I knew ten-year-olds who could build better websites. Didn’t do much to inspire confidence in the Royal Bahamian Police Force.

When I heard the rrrhumm of Wilbur’s departing Whaler, I popped next door.

I had to laugh. Molly had received Officer Wilbur wearing a 1950s-style cotton house dress and fuzzy-pink bunny slippers. Her hair stood out in erratic spikes like a victim of The Mad Mousser.

‘You get a summons, Molly?’ I asked.

‘Same as you.’

‘Did you hear we’ve got a tropical storm coming?’

‘Oh yes,’ she said wearily, pointing to her television where CNN was tracking the storm. ‘Believe it when I see it.’

‘I was thinking of evacuating, especially since Paul’s back in Maryland. But with this summons, I’m kind of stuck.’
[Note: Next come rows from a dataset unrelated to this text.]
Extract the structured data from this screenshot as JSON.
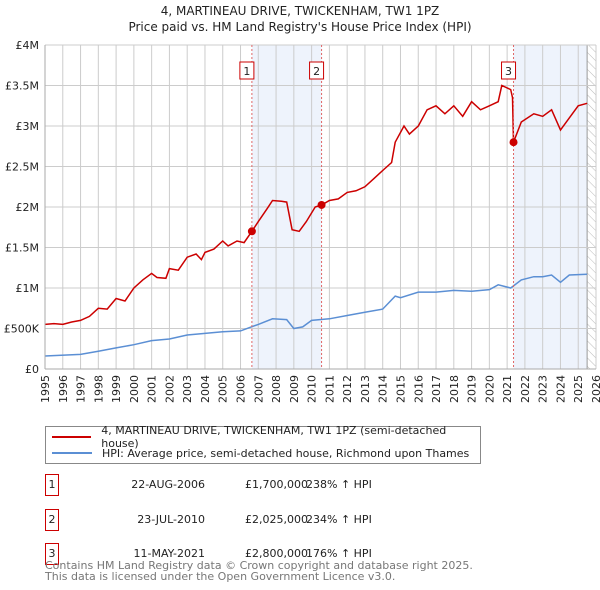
{
  "chart_data": {
    "type": "line",
    "title": "4, MARTINEAU DRIVE, TWICKENHAM, TW1 1PZ",
    "subtitle": "Price paid vs. HM Land Registry's House Price Index (HPI)",
    "xlim": [
      1995,
      2026
    ],
    "ylim": [
      0,
      4000000
    ],
    "grid": true,
    "y_ticks": [
      {
        "v": 0,
        "label": "£0"
      },
      {
        "v": 500000,
        "label": "£500K"
      },
      {
        "v": 1000000,
        "label": "£1M"
      },
      {
        "v": 1500000,
        "label": "£1.5M"
      },
      {
        "v": 2000000,
        "label": "£2M"
      },
      {
        "v": 2500000,
        "label": "£2.5M"
      },
      {
        "v": 3000000,
        "label": "£3M"
      },
      {
        "v": 3500000,
        "label": "£3.5M"
      },
      {
        "v": 4000000,
        "label": "£4M"
      }
    ],
    "x_ticks": [
      "1995",
      "1996",
      "1997",
      "1998",
      "1999",
      "2000",
      "2001",
      "2002",
      "2003",
      "2004",
      "2005",
      "2006",
      "2007",
      "2008",
      "2009",
      "2010",
      "2011",
      "2012",
      "2013",
      "2014",
      "2015",
      "2016",
      "2017",
      "2018",
      "2019",
      "2020",
      "2021",
      "2022",
      "2023",
      "2024",
      "2025",
      "2026"
    ],
    "series": [
      {
        "name": "4, MARTINEAU DRIVE, TWICKENHAM, TW1 1PZ (semi-detached house)",
        "color": "#cc0000",
        "x": [
          1995,
          1995.5,
          1996,
          1996.5,
          1997,
          1997.5,
          1998,
          1998.5,
          1999,
          1999.5,
          2000,
          2000.5,
          2001,
          2001.3,
          2001.8,
          2002,
          2002.5,
          2003,
          2003.5,
          2003.8,
          2004,
          2004.5,
          2005,
          2005.3,
          2005.8,
          2006.2,
          2006.64,
          2007,
          2007.5,
          2007.8,
          2008.3,
          2008.6,
          2008.9,
          2009.3,
          2009.7,
          2010.2,
          2010.56,
          2011,
          2011.5,
          2012,
          2012.5,
          2013,
          2013.5,
          2014,
          2014.5,
          2014.7,
          2015.2,
          2015.5,
          2016,
          2016.5,
          2017,
          2017.5,
          2018,
          2018.5,
          2019,
          2019.5,
          2020,
          2020.5,
          2020.7,
          2021.2,
          2021.3,
          2021.36,
          2021.8,
          2022.5,
          2023,
          2023.5,
          2024,
          2024.5,
          2025,
          2025.5
        ],
        "y": [
          550000,
          560000,
          550000,
          580000,
          600000,
          650000,
          750000,
          740000,
          870000,
          840000,
          1000000,
          1100000,
          1180000,
          1130000,
          1120000,
          1240000,
          1220000,
          1380000,
          1420000,
          1350000,
          1440000,
          1480000,
          1580000,
          1520000,
          1580000,
          1560000,
          1700000,
          1820000,
          1980000,
          2080000,
          2070000,
          2060000,
          1720000,
          1700000,
          1820000,
          2000000,
          2025000,
          2080000,
          2100000,
          2180000,
          2200000,
          2250000,
          2350000,
          2450000,
          2550000,
          2800000,
          3000000,
          2900000,
          3000000,
          3200000,
          3250000,
          3150000,
          3250000,
          3120000,
          3300000,
          3200000,
          3250000,
          3300000,
          3500000,
          3450000,
          3350000,
          2800000,
          3050000,
          3150000,
          3120000,
          3200000,
          2950000,
          3100000,
          3250000,
          3280000
        ]
      },
      {
        "name": "HPI: Average price, semi-detached house, Richmond upon Thames",
        "color": "#5b8fd4",
        "x": [
          1995,
          1997,
          1998,
          1999,
          2000,
          2001,
          2002,
          2003,
          2004,
          2005,
          2006,
          2007,
          2007.8,
          2008.6,
          2009,
          2009.5,
          2010,
          2011,
          2012,
          2013,
          2014,
          2014.7,
          2015,
          2016,
          2017,
          2018,
          2019,
          2020,
          2020.5,
          2021.2,
          2021.8,
          2022.5,
          2023,
          2023.5,
          2024,
          2024.5,
          2025.5
        ],
        "y": [
          160000,
          180000,
          220000,
          260000,
          300000,
          350000,
          370000,
          420000,
          440000,
          460000,
          470000,
          550000,
          620000,
          610000,
          500000,
          520000,
          600000,
          620000,
          660000,
          700000,
          740000,
          900000,
          880000,
          950000,
          950000,
          970000,
          960000,
          980000,
          1040000,
          1000000,
          1100000,
          1140000,
          1140000,
          1160000,
          1070000,
          1160000,
          1170000
        ]
      }
    ],
    "sales": [
      {
        "num": "1",
        "x": 2006.64,
        "y": 1700000,
        "date": "22-AUG-2006",
        "price": "£1,700,000",
        "hpi": "238% ↑ HPI"
      },
      {
        "num": "2",
        "x": 2010.56,
        "y": 2025000,
        "date": "23-JUL-2010",
        "price": "£2,025,000",
        "hpi": "234% ↑ HPI"
      },
      {
        "num": "3",
        "x": 2021.36,
        "y": 2800000,
        "date": "11-MAY-2021",
        "price": "£2,800,000",
        "hpi": "176% ↑ HPI"
      }
    ],
    "shaded_ranges": [
      [
        2006.64,
        2010.56
      ],
      [
        2021.36,
        2025.5
      ]
    ],
    "forecast_from": 2025.5,
    "legend_position": "below"
  },
  "footer": {
    "line1": "Contains HM Land Registry data © Crown copyright and database right 2025.",
    "line2": "This data is licensed under the Open Government Licence v3.0."
  }
}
‘I’m not leaving,’ she said. ‘This old place has survived every hurricane for the past fifty years, and that includes some humdingers like Floyd, Frances and Jeanne. The biggest danger is storm surge, and we’re high enough above sea level never to be bothered by that.’ Her eyes widened. ‘Tell me you’re not really leaving, Hannah?’

I paused to consider her question. Paul would have a fit and fall in it if I stayed. But he’d be worrying unnecessarily. I’d been through hurricanes before. Eloise, Floyd, even Isabel scored direct hits on Annapolis, but other than a foot of water in the basement, a few lost shingles and a twisted gutter, we’d lived to tell the tale. As long as I could hold out inside a sturdy, well-built house, I wasn’t particularly concerned. Windswept, like Southern Exposure, had been built by shipbuilders, men who knew how to confront, exploit and tame both wind and sea. We’d be just fine.

But I didn’t fancy riding out the storm alone, so I smiled at my friend and said, ‘Not if you aren’t.’